Monday, June 23, 2008

SAN Nightmare, Part 2

Note: This is part 2 of an 8 part series. Read them in order, it'll make more sense. Part 0 | 1 | 2 | 3 | 4 | 5 | 6 | 7 | 8

Part 2: Imminent Failure

Monday, May 12, 2008

In the morning, our LDAP server at work manages to get its internal account database corrupted. This server issue has absolutely no bearing on the xSan project other than its timing -- I ended up spending most of the day on Monday running around trying to fix other systems that were affected by the LDAP outage instead of paying attention to the backup scripts I'd started on Saturday afternoon.

Tuesday, May 13, 2008

Our weekly IRT meeting focused mainly on the LDAP failure from Monday, and how to better communicate things like downtime in the future. A brief wrap-up from the SAN migration over the weekend was presented, with the verdict that things looked good to this point. After the meeting, I checked on the backups and noticed the first problem: instead of speeding up the backup window, xSan seemed to be lengthening it dramatically. We had six SAN volumes, each are supposed to back up nightly. We had one dedicated computer to run backups and the ability to add a second if necessary which would give us two simultaneous backup processes at most. The "san5" volume was single-handedly taking about 27 hours to run an incremental backup... on its own. As a result, our other volumes are being skipped over for backups because the process is taking so long. I make a few changes and set up the "san1" volume to start a backup operation.
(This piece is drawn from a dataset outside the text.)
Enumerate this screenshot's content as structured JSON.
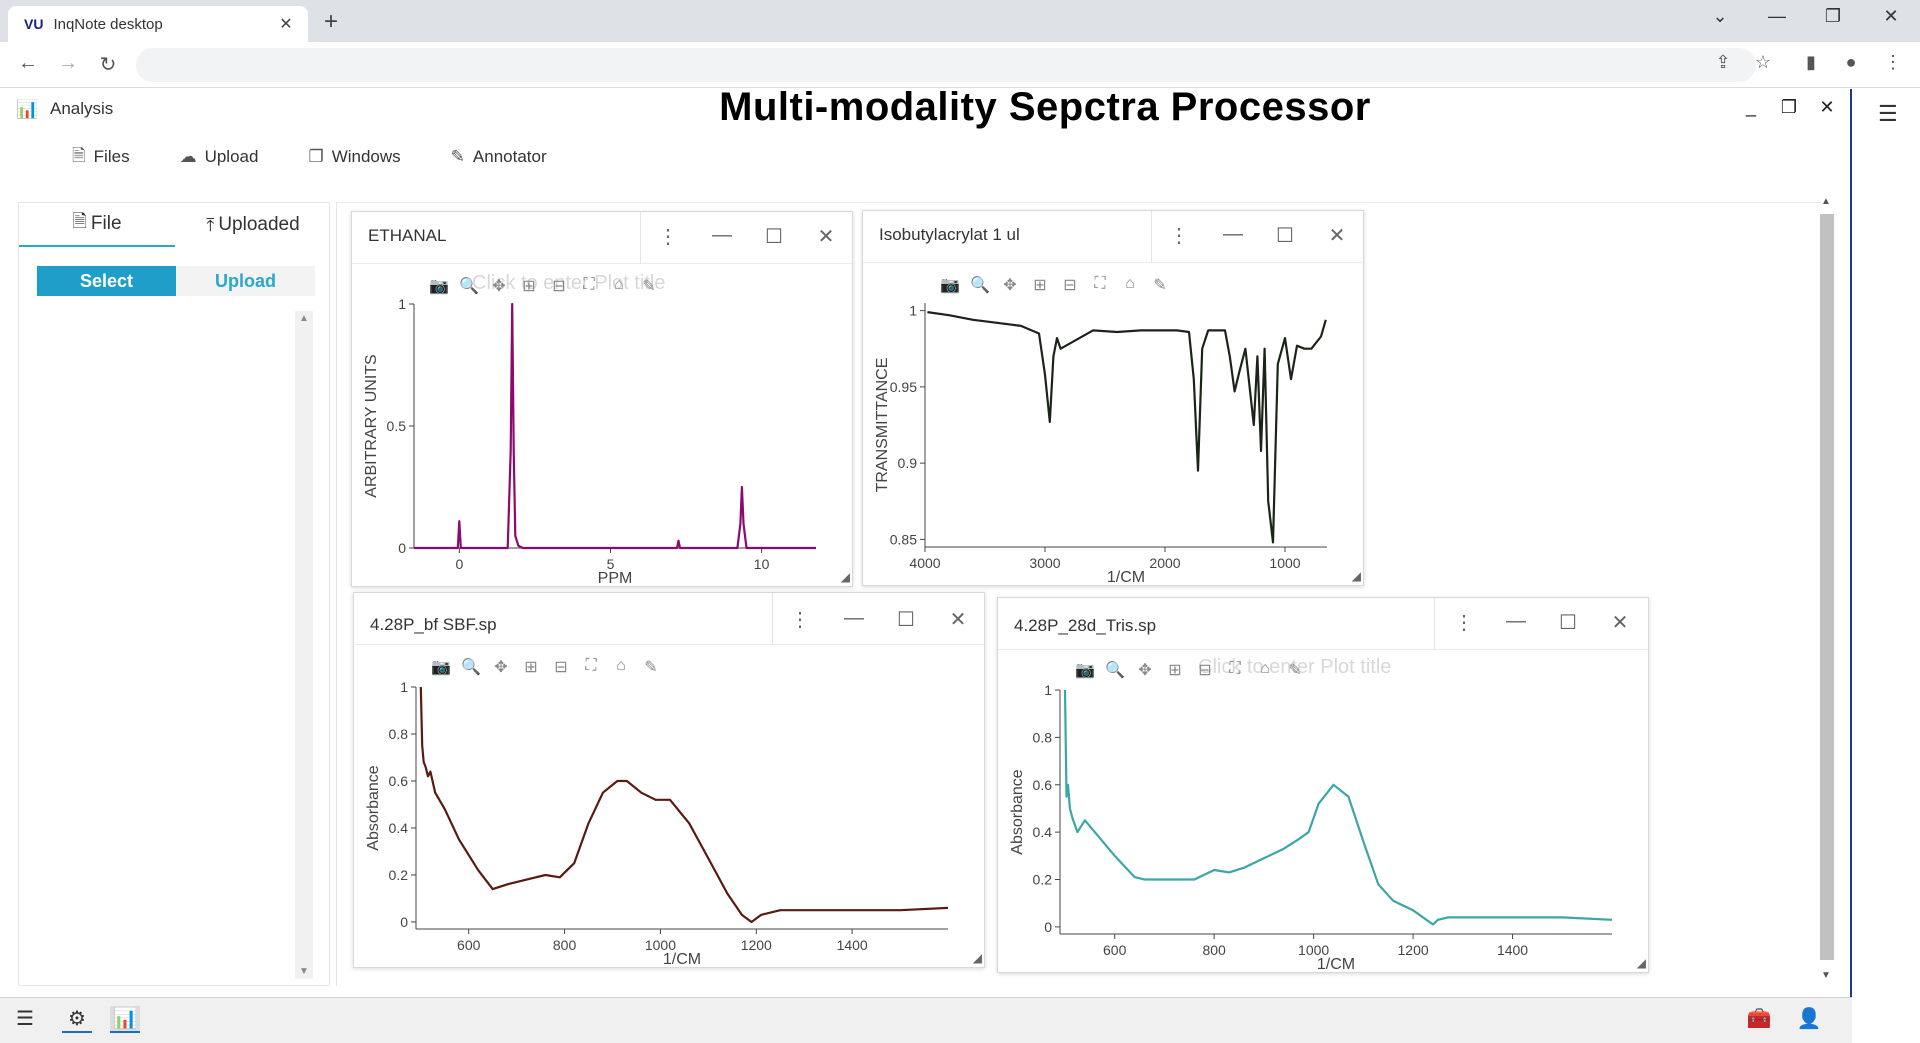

Later in the afternoon, we start having odd problems with some of our share points on the server. It turns out that people in specific labs aren't able to connect to their files, because the volume their data resides on has un-mounted itself from the file server. The odd thing was that I couldn't get it to re-mount on that computer -- but, it would mount on the "spare" server just fine. Over the course of the afternoon, I re-configured al the server share points onto the new hardware and moved the DNS records over. This allowed everyone to connect to the new box using the same server names. Everything seemed happy.